Terwijl daklozen zich nestelen in het trappenhuis van de Karperton en een enkeling lallend naar zijn fiets zwalkt, behoort de Alkmaarse binnenstad na Koningsnacht toe aan de meeuwen, de duiven en de Jokes. Uitpuilende prullenbakken, sigarettenpeuken, oranjeprullen en een zee aan plastic en glas: daar kun je Joke Smith (59) van Stadwerk voor wakker maken. “Moet je kijken als het straks is opgeruimd, wat voor eer je dan hebt!”
Bezaaid met plastic bekers, flugelflesjes, een verdwaalde rol wc-papier en oranje slierten, oogt het Waagplein rond 05:00 uur alsof er een feestelijke bom is ontploft. Het is de stilte ná de storm. Na een eerste grondige inspectie is Streekstad Centraal acht halve zonnebrillen, een blonde pruik en een goede vier euro rijker. “Vier euro? Da’s niks”, verzekert Joke. Pinnen is nu de norm, “maar vroeger wilde iedereen wel de eerste veegdienst doen.” Briefjes, vond je toen nog. (tekst loopt verder onder video)
Joke straalt. “Het blijft speciaal deze dag.” Zelfs na 26 Koningsnachten. Want zo veel jaar ruimt Joke met een team van Stadswerk de bende op van feestvierend Alkmaar. Ze tuurt in het rond. “Al die smerigheid. En moet je kijken als het straks opgeruimd is, wat voor eer je dan heb!” Vandaag is extra uitdagend omdat iedereen – op Joke na – nieuw is. Drie veegwagens, twee bladblazers en een afvalbakwagen. Zelf zit Joke op de veegmachine, als enige vrouw bij Stadswerk072.
Voorheen stond Joke soms tot haar enkels in de bekers. “Dit jaar is het veel minder. Vorig jaar en daarvoor haalden we vijf tot zeven ton afval op. Maar als ik nu kijk denk ik niet dat we dat gaan redden.” De introductie van herbruikbare statiegeldbekers – 1 euro waard – zorgt dit jaar voor een kleinere berg troep. Al ligt er toch zeker nog voor duizend euro aan bekers op het plein. (tekst loopt verder onder foto)
“Dames… Dames!”, klinkt er opeens met dubbele tong. Een jonge feestganger met vlaggentjes op de wangen, bukt bij de veegmachine, waarbij hij net niet omvalt. “Volgens mij is de hydroliek stuk”, lalt hij semi-serieus. Samen met zijn zus doolt hij beschonken rond de machines, zichtbaar geïntrigeerd door het veegspektakel. Het team lacht en speelt even mee. Dit hoort erbij en is deel van charme.

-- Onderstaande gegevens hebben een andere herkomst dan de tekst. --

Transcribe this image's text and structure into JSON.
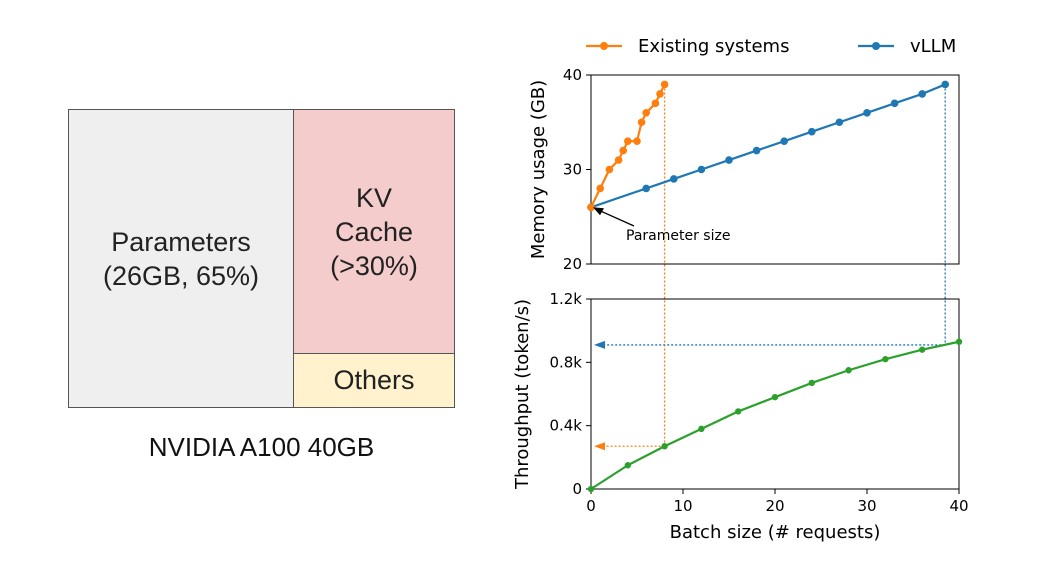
{
  "memory_layout": {
    "segments": [
      {
        "key": "params",
        "label": "Parameters\n(26GB, 65%)",
        "color": "#efefef"
      },
      {
        "key": "kv",
        "label": "KV\nCache\n(>30%)",
        "color": "#f4cccc"
      },
      {
        "key": "others",
        "label": "Others",
        "color": "#fff2cc"
      }
    ],
    "caption": "NVIDIA A100 40GB"
  },
  "chart_data": [
    {
      "type": "line",
      "title": "",
      "xlabel": "",
      "ylabel": "Memory usage (GB)",
      "xlim": [
        0,
        40
      ],
      "ylim": [
        20,
        40
      ],
      "yticks": [
        20,
        30,
        40
      ],
      "legend": "top",
      "series": [
        {
          "name": "Existing systems",
          "color": "#ff7f0e",
          "x": [
            0,
            1,
            2,
            3,
            3.5,
            4,
            5,
            5.5,
            6,
            7,
            7.5,
            8
          ],
          "y": [
            26,
            28,
            30,
            31,
            32,
            33,
            33,
            35,
            36,
            37,
            38,
            39
          ]
        },
        {
          "name": "vLLM",
          "color": "#1f77b4",
          "x": [
            0,
            6,
            9,
            12,
            15,
            18,
            21,
            24,
            27,
            30,
            33,
            36,
            38.5
          ],
          "y": [
            26,
            28,
            29,
            30,
            31,
            32,
            33,
            34,
            35,
            36,
            37,
            38,
            39
          ]
        }
      ],
      "annotation": {
        "text": "Parameter size",
        "x": 0,
        "y": 26
      }
    },
    {
      "type": "line",
      "title": "",
      "xlabel": "Batch size (# requests)",
      "ylabel": "Throughput (token/s)",
      "xlim": [
        0,
        40
      ],
      "ylim": [
        0,
        1200
      ],
      "xticks": [
        0,
        10,
        20,
        30,
        40
      ],
      "yticks": [
        0,
        400,
        800,
        1200
      ],
      "ytick_labels": [
        "0",
        "0.4k",
        "0.8k",
        "1.2k"
      ],
      "series": [
        {
          "color": "#2ca02c",
          "x": [
            0,
            4,
            8,
            12,
            16,
            20,
            24,
            28,
            32,
            36,
            40
          ],
          "y": [
            0,
            150,
            270,
            380,
            490,
            580,
            670,
            750,
            820,
            880,
            930
          ]
        }
      ],
      "guides": [
        {
          "color": "#ff7f0e",
          "x": 8,
          "y": 270
        },
        {
          "color": "#1f77b4",
          "x": 38.5,
          "y": 910
        }
      ]
    }
  ]
}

Na een korte instructie van Joke – “Ga maar de bakken legen, jullie, en jij naar de Laat. Is Danny er al?” – duwen de draaiende borstels de eerste bekers naar binnen. Flugelflesjes knisperen onder de banden van de wegrijdende veegwagen. Over een uur komen de kleedjesmensen al voor de vrijmarkt. Staan mensen erbij stil dat dit allemaal moet worden opgeruimd? “Welnee”, antwoordt Joke. Ze wuift de vraag letterlijke weg met haar hand. “Daar houden feestgangers geen rekening mee.” En dat maakt ook niet uit. Joke laat zich niet gek maken. (tekst loopt verder onder foto)
Nog vóór dag en dauw – bier- en urinewalmen negerend – toveren de Jokes van de wereld de stad weer om tot toegankelijk, schoon oord. De eer van het werk, daarom blijft Joke dit doen. Want waar de gemiddelde Koningsnachtbraker niet aan al Jokes inspanningen denkt, worden deze zeker wel gezien. “De burgers zeggen vaak: top.” Ze doet haar duimen omhoog. “Je krijgt zo veel positieve reacties, zo van, Stadswerk doet dat toch maar even. Daardoor blijft het leuk.”
Ondertussen doen de eerste stralen daglicht de stad langzaam ontwaken. Klaar zijn Joke en haar team nog lang niet, maar de stad lijkt al tevreden. En terwijl Joke wegrijdt naar het volgende straatje, zingen broer en zus een beneveld afscheidslied: “Joke, bedankt! Joke, bedankt! Joke, Joke, Joke, bedankt!”